Aksi protes di Parliament Square, London, 15 Januari 2019. (Foto: dok)

Perdana Menteri Inggris berselisih pendapat dengan para legislator terkait kesepakatan Brexit yang dicapainya dengan Uni Eropa.

Krisis di dua demokrasi besar di Barat ini diakibatkan proyek-proyek populis, kata pakar politik Klaus Larres. "Referendum Brexit terjadi pada pertengahan tahun 2016, Trump terpilih beberapa bulan kemudian. Ada kaitan yang jelas dari kedua peristwa itu karena tahun 2016 merupakan awal kebangkitan populisme dan juga keduanya saling mendukung.”

Larres menjelaskan, Trump dan pemimpin Brexit Nigel Farage secara terbuka saling mendukung.
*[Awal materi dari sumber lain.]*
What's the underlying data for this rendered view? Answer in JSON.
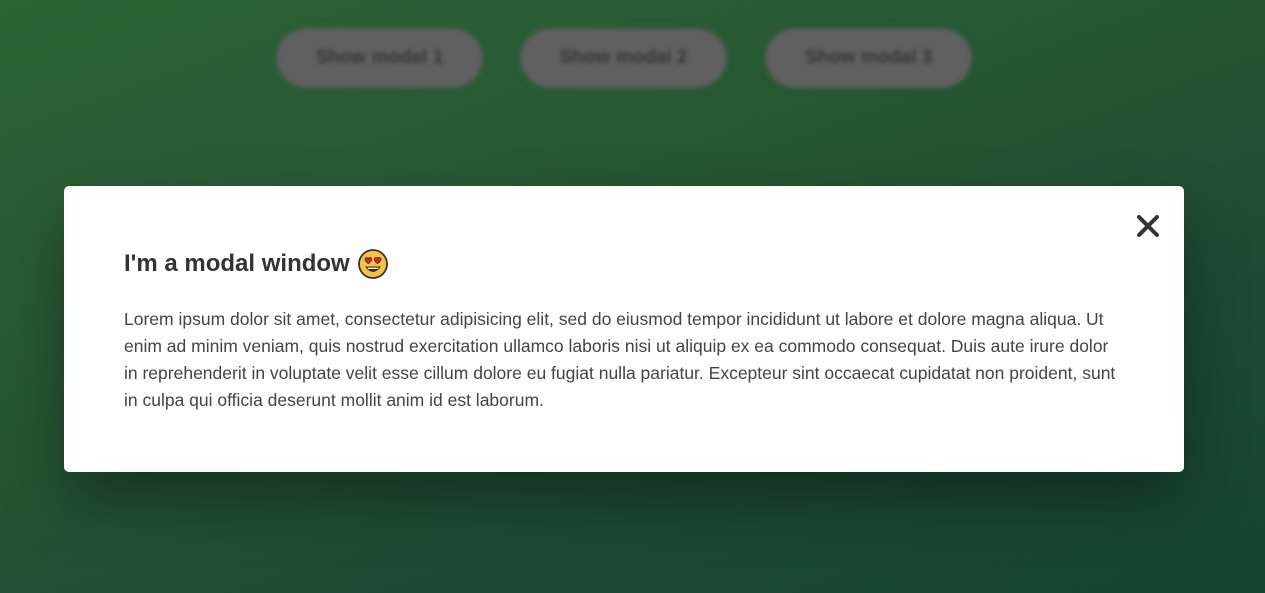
{
  "buttons": [
    {
      "label": "Show modal 1"
    },
    {
      "label": "Show modal 2"
    },
    {
      "label": "Show modal 3"
    }
  ],
  "modal": {
    "title": "I'm a modal window",
    "title_emoji_icon": "heart-eyes-emoji-icon",
    "close_icon": "close-icon",
    "body": "Lorem ipsum dolor sit amet, consectetur adipisicing elit, sed do eiusmod tempor incididunt ut labore et dolore magna aliqua. Ut enim ad minim veniam, quis nostrud exercitation ullamco laboris nisi ut aliquip ex ea commodo consequat. Duis aute irure dolor in reprehenderit in voluptate velit esse cillum dolore eu fugiat nulla pariatur. Excepteur sint occaecat cupidatat non proident, sunt in culpa qui officia deserunt mollit anim id est laborum."
  },
  "colors": {
    "background_gradient": [
      "#2f6a38",
      "#174836"
    ],
    "button_bg": "#666666",
    "modal_bg": "#ffffff",
    "text": "#333333"
  }
}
Ia mengatakan, tembok yang diinginkan Trump dan keluarnya Inggris dari Uni Eropa merupakan proyek-proyek yang dirancang untuk meredam kekhawatiran terhadap ekonomi global dan migrasi.
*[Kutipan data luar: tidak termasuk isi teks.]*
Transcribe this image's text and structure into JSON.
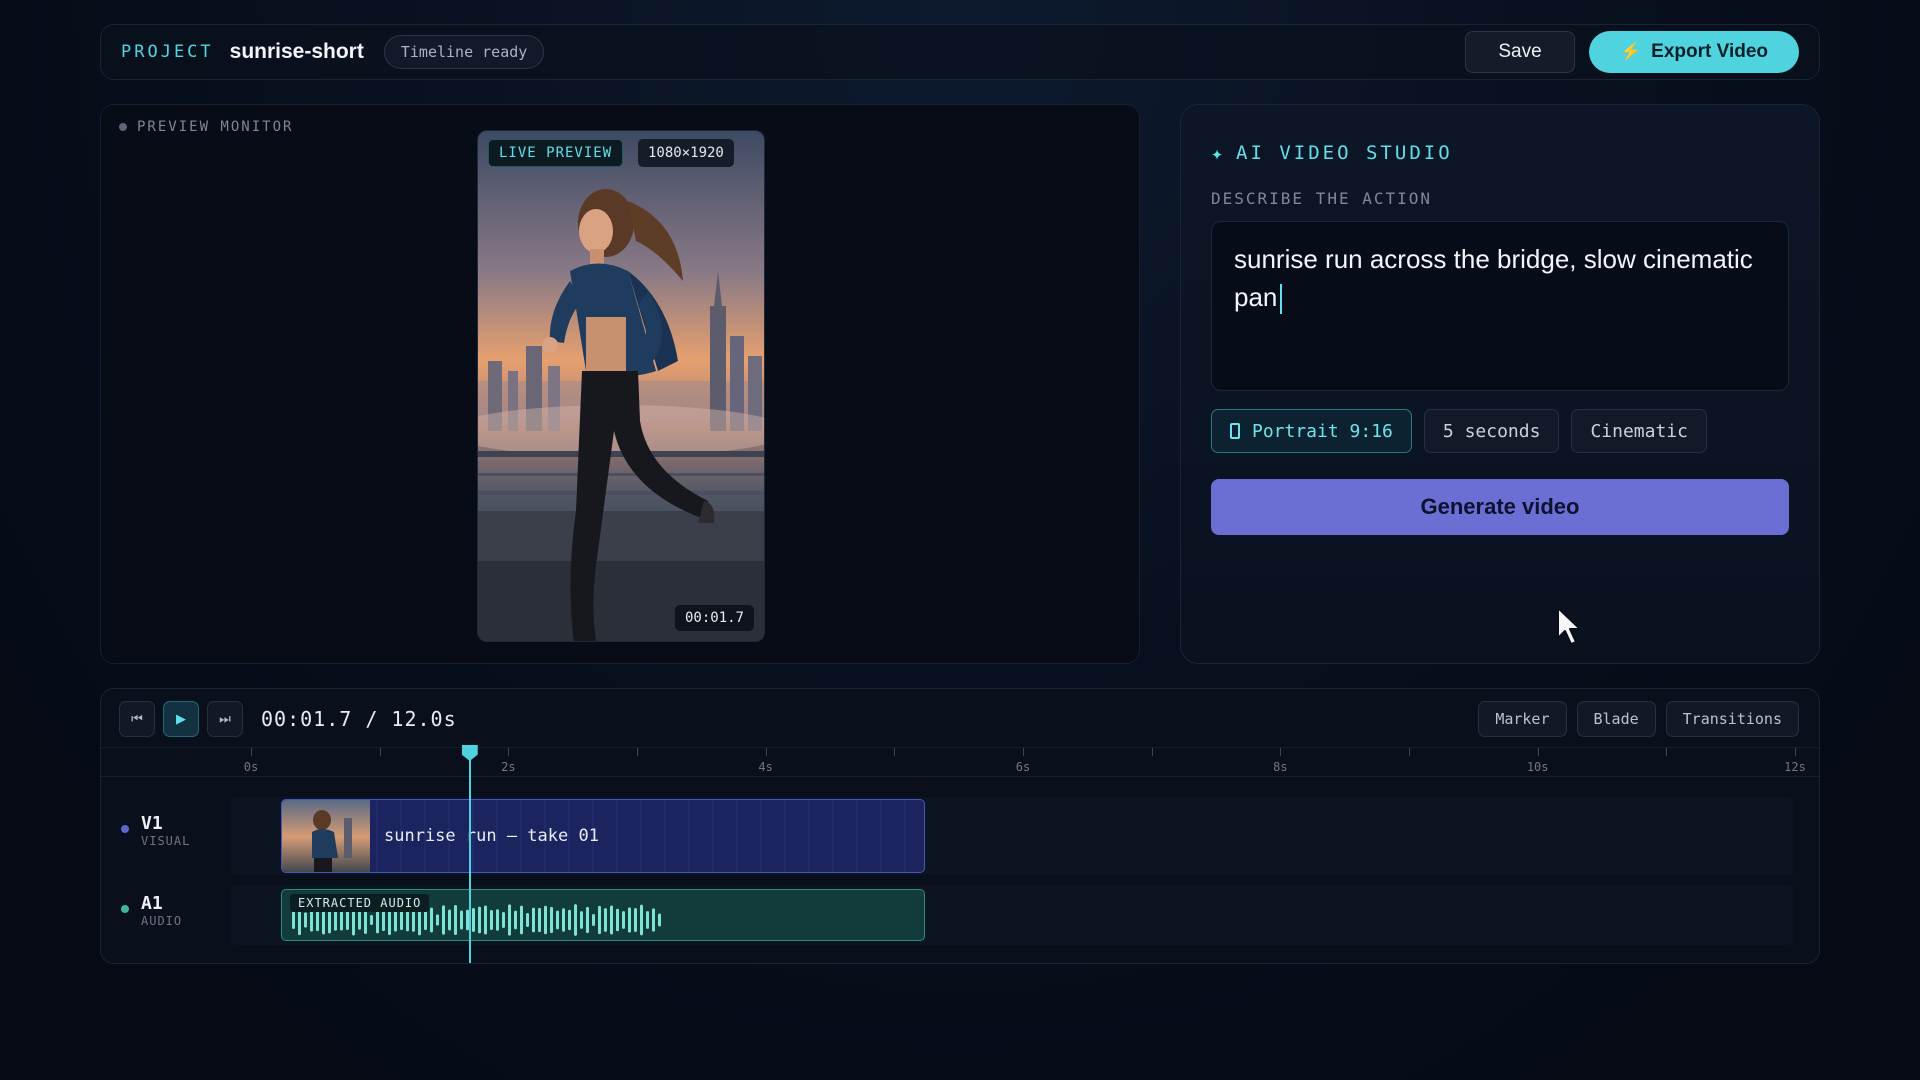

"Kekhawatiran akan kemerosotan ekonomi, kekhawatiran akan orang asing, kekhawatiran akan pengungsi, kekhawatiran akan kehilangan identitas nasional. Saya kira itulah yang dirasakan sejumlah besar masyarakat di Inggris dan AS."

Your browser doesn’t support HTML5

Analis: Ada Kaitan antara Krisis Politik di AS dan Inggris

Lebih jauh Larres mengatakan, kisis politik yang berkepanjangan akan melemahkan pengaruh AS dan Inggris di dunia, dan bahwa Presiden Rusia Vladimir Putinmemetik keuntungan dari situasi tersebut.
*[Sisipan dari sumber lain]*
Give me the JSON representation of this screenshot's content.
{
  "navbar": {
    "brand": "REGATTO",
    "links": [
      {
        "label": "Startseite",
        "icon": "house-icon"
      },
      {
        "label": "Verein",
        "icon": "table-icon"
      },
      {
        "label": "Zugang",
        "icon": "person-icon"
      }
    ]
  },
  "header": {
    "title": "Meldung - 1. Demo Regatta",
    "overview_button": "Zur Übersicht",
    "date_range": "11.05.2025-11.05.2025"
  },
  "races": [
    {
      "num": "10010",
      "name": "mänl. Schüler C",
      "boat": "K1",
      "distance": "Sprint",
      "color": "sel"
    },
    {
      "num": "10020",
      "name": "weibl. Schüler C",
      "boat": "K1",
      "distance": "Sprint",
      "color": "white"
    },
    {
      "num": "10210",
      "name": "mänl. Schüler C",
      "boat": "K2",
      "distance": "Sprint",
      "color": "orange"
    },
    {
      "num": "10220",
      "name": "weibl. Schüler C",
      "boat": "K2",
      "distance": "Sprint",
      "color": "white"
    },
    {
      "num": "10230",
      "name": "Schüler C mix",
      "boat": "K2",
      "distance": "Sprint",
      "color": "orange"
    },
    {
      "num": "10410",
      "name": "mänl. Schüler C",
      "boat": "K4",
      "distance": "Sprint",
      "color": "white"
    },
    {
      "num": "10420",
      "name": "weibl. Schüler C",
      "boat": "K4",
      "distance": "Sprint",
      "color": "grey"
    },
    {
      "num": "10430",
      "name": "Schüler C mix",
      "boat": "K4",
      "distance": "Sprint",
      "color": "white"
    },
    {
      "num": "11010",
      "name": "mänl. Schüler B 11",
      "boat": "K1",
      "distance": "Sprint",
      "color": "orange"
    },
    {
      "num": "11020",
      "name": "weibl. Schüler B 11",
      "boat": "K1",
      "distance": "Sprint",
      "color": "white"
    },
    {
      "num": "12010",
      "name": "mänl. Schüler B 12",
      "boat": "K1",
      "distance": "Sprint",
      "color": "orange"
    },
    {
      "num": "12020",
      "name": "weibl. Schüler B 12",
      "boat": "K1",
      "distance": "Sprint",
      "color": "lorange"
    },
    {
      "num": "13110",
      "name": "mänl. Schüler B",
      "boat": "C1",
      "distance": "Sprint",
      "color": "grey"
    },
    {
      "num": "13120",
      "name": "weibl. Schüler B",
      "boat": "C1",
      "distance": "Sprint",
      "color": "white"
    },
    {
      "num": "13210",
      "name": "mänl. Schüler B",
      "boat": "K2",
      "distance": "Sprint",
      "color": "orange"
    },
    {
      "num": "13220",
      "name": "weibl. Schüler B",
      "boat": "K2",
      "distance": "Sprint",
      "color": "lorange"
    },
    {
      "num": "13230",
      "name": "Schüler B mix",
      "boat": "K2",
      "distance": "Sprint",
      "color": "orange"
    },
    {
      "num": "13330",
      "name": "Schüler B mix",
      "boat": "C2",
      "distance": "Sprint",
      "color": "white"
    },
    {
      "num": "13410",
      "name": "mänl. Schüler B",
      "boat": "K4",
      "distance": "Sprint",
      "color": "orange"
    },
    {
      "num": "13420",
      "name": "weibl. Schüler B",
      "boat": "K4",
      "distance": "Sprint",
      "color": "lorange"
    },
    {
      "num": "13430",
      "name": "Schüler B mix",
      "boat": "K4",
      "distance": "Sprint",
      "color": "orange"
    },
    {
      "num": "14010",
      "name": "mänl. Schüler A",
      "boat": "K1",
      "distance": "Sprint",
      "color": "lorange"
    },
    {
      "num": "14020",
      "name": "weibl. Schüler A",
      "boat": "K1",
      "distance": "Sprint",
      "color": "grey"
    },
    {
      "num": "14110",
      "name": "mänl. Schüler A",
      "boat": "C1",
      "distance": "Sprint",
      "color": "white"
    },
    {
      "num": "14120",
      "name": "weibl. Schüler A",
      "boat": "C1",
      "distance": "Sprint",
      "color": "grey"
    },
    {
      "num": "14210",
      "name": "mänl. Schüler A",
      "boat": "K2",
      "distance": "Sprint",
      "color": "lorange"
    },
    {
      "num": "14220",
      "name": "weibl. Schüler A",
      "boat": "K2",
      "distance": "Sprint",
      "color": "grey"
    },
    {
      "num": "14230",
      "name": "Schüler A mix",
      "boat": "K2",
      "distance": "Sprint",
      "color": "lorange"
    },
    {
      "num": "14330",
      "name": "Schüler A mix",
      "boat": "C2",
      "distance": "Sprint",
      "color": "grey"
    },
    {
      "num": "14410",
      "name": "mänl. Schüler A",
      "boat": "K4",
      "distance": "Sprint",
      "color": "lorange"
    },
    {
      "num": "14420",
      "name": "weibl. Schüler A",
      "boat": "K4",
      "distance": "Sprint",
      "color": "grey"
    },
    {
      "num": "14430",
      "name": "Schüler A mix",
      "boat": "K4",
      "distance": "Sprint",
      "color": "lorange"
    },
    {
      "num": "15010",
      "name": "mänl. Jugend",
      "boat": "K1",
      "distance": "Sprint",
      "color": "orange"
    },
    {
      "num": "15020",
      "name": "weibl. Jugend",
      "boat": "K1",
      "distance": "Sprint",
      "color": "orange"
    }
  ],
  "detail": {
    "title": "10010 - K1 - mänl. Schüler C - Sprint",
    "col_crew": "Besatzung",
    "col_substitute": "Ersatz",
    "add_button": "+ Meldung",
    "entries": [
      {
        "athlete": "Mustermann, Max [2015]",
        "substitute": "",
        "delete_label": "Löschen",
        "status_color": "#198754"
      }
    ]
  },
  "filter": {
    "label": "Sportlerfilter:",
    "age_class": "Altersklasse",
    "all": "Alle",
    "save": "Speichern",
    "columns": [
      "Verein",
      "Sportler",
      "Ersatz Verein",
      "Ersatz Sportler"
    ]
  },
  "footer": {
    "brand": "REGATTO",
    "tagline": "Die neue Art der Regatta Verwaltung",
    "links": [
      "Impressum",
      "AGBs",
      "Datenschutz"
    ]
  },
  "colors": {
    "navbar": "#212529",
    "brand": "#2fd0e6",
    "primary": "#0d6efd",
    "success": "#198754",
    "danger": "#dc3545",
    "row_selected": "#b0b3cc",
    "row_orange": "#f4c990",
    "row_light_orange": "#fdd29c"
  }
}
"Saya kira Putin tidak memperoleh keuntungan secara langsung, namun apapun yang melemahkan persatuan sebuah pemerintah Barat yang kuat -- baik itu Inggris, Amerika Serikat atau pemerintah Barat manapun -- tidak akan baik bagi mitra-mitra AS atau mitra-mitra Inggris.”

Larres mengatakan penutupan sebagian operasi pemerintah akan berakhir ketika mulai merusak ekonomi AS. Di Ingris, katanya, krisis itu akan mendorong dilangsungkannya referendum baru di mana para pemilihnya lebih paham mengenai konsekuensi meninggalkan Uni Eropa ketimbang pada saat referendum tahun 2016. [ab]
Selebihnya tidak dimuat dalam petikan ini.